Despite being touted in the marketplace as miracle pills that can melt away pounds, the medications are no panacea to society's growing obesity epidemic, doctors say, and should only be taken by certain people.
"I think the most important thing that people need to understand is these are definitely not magic pills," said Dr. Raj Padwal, an assistant professor of internal medicine at the University of Alberta and principal author of the review.
Padwal and his colleagues looked at the results of 30 clinical trials of three drugs recommended for obese patients for long-term use — orlistat, sibutramine and rimonabant — and found that they helped people shed on average less than 11 pounds.
"We found that the amount of weight loss on average with these medications ranges between three and five kilograms," Padwal, who specializes in treating hypertension and obesity, said from Edmonton.
Orlistat (Xenical) reduced patients' weight by 6.4 pounds, sibutramine (Meridia) by about nine pounds and rimonabant (Acomplia) by just over 10 pounds in the studies, which each lasted at least a year.
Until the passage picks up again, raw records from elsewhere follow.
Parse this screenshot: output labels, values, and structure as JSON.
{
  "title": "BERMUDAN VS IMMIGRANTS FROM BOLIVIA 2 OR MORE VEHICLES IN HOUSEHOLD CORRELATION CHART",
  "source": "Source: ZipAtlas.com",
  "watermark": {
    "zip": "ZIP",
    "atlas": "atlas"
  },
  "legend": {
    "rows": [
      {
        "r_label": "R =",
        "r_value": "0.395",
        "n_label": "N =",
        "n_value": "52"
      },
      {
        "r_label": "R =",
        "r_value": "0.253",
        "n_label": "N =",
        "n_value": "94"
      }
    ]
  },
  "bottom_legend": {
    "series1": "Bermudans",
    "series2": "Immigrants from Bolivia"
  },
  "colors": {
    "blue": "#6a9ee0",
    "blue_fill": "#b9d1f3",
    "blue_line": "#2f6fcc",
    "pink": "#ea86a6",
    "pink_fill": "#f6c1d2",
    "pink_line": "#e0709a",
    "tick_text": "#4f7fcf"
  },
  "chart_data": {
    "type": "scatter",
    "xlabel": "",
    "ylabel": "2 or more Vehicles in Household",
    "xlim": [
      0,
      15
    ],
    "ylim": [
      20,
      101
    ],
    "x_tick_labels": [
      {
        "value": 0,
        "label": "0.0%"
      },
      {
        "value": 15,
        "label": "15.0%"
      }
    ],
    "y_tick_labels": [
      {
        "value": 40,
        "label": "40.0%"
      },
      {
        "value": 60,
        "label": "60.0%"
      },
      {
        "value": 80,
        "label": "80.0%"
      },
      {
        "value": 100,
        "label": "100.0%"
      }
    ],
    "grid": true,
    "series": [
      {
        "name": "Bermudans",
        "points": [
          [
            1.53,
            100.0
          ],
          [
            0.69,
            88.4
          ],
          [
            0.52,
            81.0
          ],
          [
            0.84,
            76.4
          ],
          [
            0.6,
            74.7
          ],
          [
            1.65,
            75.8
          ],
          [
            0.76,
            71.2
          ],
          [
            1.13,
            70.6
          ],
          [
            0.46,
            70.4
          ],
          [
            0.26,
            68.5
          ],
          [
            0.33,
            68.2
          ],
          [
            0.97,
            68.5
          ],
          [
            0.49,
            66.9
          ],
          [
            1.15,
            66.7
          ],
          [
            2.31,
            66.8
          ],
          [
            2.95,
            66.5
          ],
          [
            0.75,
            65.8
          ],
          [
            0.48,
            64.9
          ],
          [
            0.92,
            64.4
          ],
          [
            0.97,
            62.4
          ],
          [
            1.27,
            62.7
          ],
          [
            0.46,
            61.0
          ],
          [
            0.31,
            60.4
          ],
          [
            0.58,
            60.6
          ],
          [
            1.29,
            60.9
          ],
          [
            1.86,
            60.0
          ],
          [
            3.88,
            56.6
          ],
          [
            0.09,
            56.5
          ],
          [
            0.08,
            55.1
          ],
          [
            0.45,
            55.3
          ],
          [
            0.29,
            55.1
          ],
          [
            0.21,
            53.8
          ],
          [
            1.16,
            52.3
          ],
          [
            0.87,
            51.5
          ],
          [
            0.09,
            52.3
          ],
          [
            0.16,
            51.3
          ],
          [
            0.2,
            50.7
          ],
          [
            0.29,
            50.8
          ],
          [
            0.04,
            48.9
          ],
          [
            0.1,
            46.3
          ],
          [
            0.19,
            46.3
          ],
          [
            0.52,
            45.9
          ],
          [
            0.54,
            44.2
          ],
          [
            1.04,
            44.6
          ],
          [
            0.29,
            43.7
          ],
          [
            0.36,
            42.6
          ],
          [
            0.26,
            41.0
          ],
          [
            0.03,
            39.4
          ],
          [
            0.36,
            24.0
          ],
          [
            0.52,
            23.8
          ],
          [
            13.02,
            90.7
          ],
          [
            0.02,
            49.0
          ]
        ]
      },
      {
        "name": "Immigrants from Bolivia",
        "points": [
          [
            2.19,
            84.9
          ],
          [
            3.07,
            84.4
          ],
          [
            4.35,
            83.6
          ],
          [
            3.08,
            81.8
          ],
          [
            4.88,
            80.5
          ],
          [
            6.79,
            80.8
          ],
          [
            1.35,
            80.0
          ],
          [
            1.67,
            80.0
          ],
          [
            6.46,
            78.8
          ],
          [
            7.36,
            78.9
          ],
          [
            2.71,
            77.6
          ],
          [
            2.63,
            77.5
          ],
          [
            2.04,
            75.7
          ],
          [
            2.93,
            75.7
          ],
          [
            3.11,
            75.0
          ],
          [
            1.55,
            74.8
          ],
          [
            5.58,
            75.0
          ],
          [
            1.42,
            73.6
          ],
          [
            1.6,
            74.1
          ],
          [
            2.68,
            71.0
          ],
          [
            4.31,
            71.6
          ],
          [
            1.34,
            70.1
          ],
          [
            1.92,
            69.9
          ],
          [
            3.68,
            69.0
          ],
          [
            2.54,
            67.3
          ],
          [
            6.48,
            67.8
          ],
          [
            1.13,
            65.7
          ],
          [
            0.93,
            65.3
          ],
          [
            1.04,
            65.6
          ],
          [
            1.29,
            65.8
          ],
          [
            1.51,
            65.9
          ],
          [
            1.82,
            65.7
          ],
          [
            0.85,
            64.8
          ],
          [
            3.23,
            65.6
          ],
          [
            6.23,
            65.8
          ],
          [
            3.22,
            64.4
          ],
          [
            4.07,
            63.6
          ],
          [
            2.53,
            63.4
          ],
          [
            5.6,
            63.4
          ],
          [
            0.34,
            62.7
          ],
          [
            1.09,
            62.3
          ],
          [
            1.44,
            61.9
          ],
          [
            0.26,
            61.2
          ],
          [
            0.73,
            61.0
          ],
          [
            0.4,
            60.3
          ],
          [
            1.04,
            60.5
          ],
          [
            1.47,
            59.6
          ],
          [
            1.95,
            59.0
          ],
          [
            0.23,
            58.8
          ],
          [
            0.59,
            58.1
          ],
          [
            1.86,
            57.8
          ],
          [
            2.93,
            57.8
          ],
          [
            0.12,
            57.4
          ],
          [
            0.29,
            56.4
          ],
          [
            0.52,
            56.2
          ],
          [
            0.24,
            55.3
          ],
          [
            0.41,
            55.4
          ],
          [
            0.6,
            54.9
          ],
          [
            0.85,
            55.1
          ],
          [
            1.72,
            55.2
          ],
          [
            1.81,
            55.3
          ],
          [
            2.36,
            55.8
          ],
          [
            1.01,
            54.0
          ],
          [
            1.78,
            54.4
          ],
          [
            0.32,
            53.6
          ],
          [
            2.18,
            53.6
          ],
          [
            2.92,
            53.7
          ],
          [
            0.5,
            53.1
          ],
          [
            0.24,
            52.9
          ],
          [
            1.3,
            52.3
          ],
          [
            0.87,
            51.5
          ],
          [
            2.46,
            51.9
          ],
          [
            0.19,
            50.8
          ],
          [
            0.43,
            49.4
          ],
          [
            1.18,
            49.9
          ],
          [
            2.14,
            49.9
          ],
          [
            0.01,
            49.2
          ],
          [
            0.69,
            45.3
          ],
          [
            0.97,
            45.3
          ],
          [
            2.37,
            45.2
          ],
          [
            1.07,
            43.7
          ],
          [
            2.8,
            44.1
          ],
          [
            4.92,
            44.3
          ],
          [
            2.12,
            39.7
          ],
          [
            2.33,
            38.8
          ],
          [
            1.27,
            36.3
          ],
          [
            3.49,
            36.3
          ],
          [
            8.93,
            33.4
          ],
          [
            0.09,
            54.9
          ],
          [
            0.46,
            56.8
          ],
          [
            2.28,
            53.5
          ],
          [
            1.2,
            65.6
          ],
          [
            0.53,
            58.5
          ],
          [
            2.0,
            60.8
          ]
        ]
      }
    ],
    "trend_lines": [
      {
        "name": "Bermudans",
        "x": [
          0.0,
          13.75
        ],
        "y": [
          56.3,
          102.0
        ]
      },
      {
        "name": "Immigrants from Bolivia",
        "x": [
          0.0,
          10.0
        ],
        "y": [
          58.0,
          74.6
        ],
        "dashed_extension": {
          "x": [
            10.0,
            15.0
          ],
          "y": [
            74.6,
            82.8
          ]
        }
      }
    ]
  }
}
Participants had a mean weight of 220 pounds, with a body mass index (BMI) of 35. A BMI of over 30 is considered obese.
In their analysis published in Friday's issue of the British Medical Journal, the researchers showed that those given one of the drugs were significantly more likely to achieve the minimum weight loss target of five to 10 per cent than those given a dummy pill.
Drugs have side-effects
Although the drugs overall can be beneficial in reducing risk factors for cardiovascular disease and diabetes, they have differing side-effects that in some cases can be detrimental, Padwal pointed out.
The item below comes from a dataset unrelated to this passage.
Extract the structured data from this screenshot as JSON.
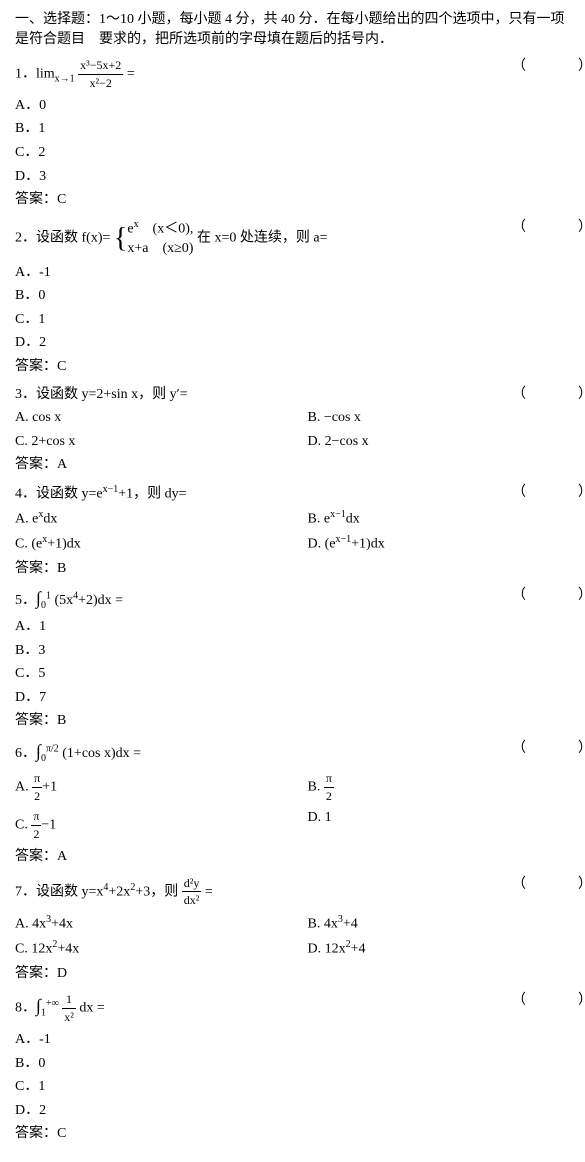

For some people, sibutramine can significantly boost blood pressure; rimonabant — which is commonly prescribed in the U.K. and some European countries but not approved in Canada or the United States — can elevate the risk of mood disorders such as depression.
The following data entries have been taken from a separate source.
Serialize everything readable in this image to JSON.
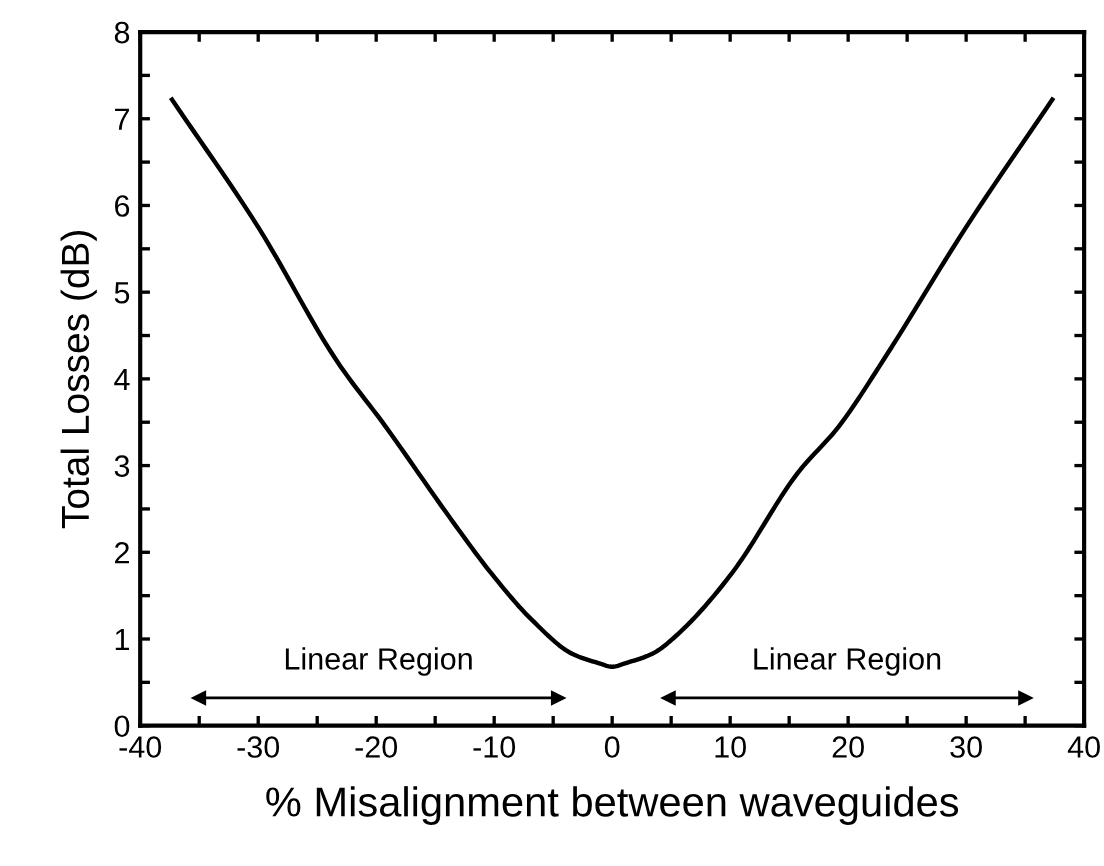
{
  "chart_data": {
    "type": "line",
    "xlabel": "% Misalignment between waveguides",
    "ylabel": "Total Losses (dB)",
    "x": [
      -37.3,
      -30,
      -23.4,
      -19.2,
      -13.6,
      -10.2,
      -6.8,
      -3.4,
      -1.1,
      0,
      1.1,
      3.4,
      5.6,
      10.1,
      15.7,
      19.2,
      23.0,
      30,
      37.3
    ],
    "series": [
      {
        "color": "#000000",
        "values": [
          7.22,
          5.75,
          4.22,
          3.45,
          2.37,
          1.75,
          1.22,
          0.83,
          0.72,
          0.68,
          0.72,
          0.83,
          1.06,
          1.75,
          2.91,
          3.45,
          4.22,
          5.75,
          7.22
        ]
      },
      {
        "x": [
          -35,
          -4.6
        ],
        "values": [
          0.32,
          0.32
        ],
        "color": "#000000",
        "marker": "triangle"
      },
      {
        "x": [
          4.8,
          35
        ],
        "values": [
          0.32,
          0.32
        ],
        "color": "#000000",
        "marker": "triangle"
      }
    ],
    "xlim": [
      -40,
      40
    ],
    "ylim": [
      0,
      8
    ],
    "xticks": [
      -40,
      {
        "value": -35,
        "label": null
      },
      -30,
      {
        "value": -25,
        "label": null
      },
      -20,
      {
        "value": -15,
        "label": null
      },
      -10,
      {
        "value": -5,
        "label": null
      },
      0,
      {
        "value": 5,
        "label": null
      },
      10,
      {
        "value": 15,
        "label": null
      },
      20,
      {
        "value": 25,
        "label": null
      },
      30,
      {
        "value": 35,
        "label": null
      },
      40
    ],
    "yticks": [
      0,
      {
        "value": 0.5,
        "label": null
      },
      1,
      {
        "value": 1.5,
        "label": null
      },
      2,
      {
        "value": 2.5,
        "label": null
      },
      3,
      {
        "value": 3.5,
        "label": null
      },
      4,
      {
        "value": 4.5,
        "label": null
      },
      5,
      {
        "value": 5.5,
        "label": null
      },
      6,
      {
        "value": 6.5,
        "label": null
      },
      7,
      {
        "value": 7.5,
        "label": null
      },
      8
    ],
    "annotations": [
      "Linear Region",
      "Linear Region"
    ],
    "grid": false,
    "legend": false,
    "marker": "none",
    "line_style": "solid"
  }
}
Padwal said getting patients to stick with any of the three weight-loss drugs long-term is a challenge.
"There's a large disconnect between what patients want in terms of weight loss and what practitioners desire," he said. "So patients will often want to lose … about 30 to 40 per cent of their initial weight. They want to get down to the weight they were in high school, two to three decades earlier."
"And they're disappointed when they're told that's going to be difficult to achieve."
Cost is also a major factor: orlistat and sibutramine (the only medications approved in Canada) will set patients back $80 to $130 per month, he said.
Patients may also stop taking the drugs because of adverse effects such as gastrointestinal upset, anxiety or headaches.
But one of the biggest reasons patients fail to stick to their weight-loss regime, said Padwal, is the health-care system's failure to provide proper followup for Canadians battling obesity.
"We don't make it easy for individuals to see their practitioner if they want to have a visit regarding lifestyle changes or dietary counselling. And I think if people have to wait one to two hours to get in to see their doctor, it's unrealistic to think patients are going to come to us and wait that long for a medical assessment and counselling."